Environment Water Resources Regulatory Reform Infrastructure

Legislative Strategy

"Codify exclusions from navigable waters definition to limit Clean Water Act jurisdiction, reducing federal permitting requirements for activities affecting certain water features"

Likely Beneficiaries

  • Agriculture and farming operations
  • Real estate developers
  • Construction companies
  • Mining operations
  • Oil and gas companies
  • Industrial facilities with waste treatment systems

Likely Burden Bearers

  • Environmental regulators (EPA, Army Corps of Engineers)
  • Environmental conservation groups
  • Downstream communities dependent on water quality
  • Wetland and watershed ecosystems

Bill Structure & Actor Mappings

Who is "The Secretary" in each section?

Domains
Environment Water Resources Regulatory Reform
Actor Mappings
"the_secretary"
→ Secretary of the Army
"the_administrator"
→ Administrator of the Environmental Protection Agency (EPA)
"chief_of_engineers"
→ Chief of Engineers, U.S. Army Corps of Engineers

Key Definitions

Terms defined in this bill

1 term
"navigable waters (exclusions)" §502(7)(B)

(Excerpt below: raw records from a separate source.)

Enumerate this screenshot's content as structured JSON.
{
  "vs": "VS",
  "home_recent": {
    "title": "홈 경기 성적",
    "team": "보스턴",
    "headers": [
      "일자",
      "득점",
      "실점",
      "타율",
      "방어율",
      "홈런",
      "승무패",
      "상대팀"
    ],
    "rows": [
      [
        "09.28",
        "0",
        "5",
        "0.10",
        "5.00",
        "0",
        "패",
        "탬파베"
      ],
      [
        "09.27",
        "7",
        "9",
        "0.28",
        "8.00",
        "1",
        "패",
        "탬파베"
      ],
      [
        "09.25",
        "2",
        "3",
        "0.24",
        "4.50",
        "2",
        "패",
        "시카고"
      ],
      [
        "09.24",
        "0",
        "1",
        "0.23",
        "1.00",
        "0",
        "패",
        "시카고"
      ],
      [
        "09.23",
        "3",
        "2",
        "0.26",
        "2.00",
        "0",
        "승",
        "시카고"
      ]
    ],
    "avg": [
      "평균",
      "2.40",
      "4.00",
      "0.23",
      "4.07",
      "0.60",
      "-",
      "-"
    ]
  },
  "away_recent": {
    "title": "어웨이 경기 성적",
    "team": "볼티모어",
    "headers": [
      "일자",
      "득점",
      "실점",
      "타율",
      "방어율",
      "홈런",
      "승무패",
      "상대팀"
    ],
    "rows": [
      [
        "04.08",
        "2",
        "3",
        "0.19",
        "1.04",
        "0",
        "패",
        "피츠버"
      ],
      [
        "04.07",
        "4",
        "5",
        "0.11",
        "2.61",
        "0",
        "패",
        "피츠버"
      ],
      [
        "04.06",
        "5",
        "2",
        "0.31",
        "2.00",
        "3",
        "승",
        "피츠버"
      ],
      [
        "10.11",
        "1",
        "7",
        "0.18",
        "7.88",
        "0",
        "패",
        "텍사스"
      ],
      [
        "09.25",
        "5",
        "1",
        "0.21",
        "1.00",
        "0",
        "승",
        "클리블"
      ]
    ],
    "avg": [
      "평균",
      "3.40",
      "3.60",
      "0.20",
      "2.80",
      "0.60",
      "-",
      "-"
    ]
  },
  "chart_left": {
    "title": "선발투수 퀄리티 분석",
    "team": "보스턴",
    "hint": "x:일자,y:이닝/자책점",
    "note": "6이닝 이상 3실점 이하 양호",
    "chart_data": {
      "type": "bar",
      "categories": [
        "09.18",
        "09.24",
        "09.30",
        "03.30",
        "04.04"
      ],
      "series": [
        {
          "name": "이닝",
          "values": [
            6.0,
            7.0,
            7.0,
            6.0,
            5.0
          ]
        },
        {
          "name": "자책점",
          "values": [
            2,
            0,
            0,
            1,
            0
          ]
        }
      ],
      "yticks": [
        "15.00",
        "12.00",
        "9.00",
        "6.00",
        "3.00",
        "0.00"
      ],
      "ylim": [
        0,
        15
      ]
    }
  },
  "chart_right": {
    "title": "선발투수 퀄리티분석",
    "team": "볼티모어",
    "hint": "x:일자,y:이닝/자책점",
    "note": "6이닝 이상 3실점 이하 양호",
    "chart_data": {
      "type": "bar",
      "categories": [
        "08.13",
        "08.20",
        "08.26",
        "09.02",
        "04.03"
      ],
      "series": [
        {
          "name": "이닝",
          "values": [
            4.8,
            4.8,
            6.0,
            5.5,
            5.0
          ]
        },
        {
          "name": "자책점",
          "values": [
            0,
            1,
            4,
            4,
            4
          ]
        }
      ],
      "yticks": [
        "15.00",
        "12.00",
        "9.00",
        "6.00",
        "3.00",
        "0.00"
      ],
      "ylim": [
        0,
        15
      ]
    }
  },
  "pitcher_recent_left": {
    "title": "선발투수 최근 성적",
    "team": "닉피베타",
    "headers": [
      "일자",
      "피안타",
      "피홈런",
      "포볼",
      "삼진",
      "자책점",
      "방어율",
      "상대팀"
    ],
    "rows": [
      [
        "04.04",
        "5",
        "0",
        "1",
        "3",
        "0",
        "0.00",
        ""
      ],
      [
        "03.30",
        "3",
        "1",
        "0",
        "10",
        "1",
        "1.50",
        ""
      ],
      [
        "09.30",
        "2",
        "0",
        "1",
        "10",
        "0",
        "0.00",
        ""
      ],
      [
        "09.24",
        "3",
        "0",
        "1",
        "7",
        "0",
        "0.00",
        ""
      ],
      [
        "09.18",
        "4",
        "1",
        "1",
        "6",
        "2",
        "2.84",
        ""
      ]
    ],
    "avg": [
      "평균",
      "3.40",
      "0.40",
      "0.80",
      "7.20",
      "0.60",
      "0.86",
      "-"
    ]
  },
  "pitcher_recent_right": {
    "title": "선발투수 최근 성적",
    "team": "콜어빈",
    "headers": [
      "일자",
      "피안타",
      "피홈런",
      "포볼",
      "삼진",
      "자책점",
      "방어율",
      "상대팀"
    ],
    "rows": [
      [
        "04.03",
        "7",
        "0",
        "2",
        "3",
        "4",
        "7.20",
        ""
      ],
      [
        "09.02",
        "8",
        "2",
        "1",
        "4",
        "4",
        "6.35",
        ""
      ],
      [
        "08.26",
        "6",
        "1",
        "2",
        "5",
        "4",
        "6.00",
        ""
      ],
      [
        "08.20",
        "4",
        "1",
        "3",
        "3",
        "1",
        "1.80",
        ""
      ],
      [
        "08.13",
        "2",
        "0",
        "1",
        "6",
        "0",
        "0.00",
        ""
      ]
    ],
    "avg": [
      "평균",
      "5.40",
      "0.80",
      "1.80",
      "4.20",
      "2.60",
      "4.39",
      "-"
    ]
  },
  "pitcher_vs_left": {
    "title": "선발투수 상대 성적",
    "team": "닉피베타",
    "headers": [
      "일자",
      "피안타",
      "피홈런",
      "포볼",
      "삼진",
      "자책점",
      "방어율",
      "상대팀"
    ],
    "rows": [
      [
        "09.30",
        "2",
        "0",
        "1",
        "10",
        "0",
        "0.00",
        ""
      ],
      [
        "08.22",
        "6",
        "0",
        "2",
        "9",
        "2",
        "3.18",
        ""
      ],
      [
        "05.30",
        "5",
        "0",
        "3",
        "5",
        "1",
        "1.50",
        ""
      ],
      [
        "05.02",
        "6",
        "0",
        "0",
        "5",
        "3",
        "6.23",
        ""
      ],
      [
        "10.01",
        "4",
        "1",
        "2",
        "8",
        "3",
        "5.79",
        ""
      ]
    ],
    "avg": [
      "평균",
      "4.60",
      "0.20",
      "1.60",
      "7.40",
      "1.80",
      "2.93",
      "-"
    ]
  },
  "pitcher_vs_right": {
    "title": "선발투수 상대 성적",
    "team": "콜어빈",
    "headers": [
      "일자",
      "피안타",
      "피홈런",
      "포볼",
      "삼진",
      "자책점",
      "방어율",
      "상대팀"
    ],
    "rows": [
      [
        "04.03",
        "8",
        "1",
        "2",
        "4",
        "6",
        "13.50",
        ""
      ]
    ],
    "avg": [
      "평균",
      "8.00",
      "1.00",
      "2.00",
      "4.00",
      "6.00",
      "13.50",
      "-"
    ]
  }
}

Navigable waters does NOT include: (i) waste treatment systems, including treatment ponds or lagoons designed to meet CWA requirements; (ii) ephemeral features that flow only in direct response to precipitation; (iii) prior converted cropland; (iv) groundwater; (v) any other features determined to be excluded by the Administrator or the Secretary of the Army, acting through the Chief of Engineers.

We use a combination of our own taxonomy and classification in addition to large language models to assess meaning and potential beneficiaries. High confidence means strong textual evidence. Always verify with the original bill text.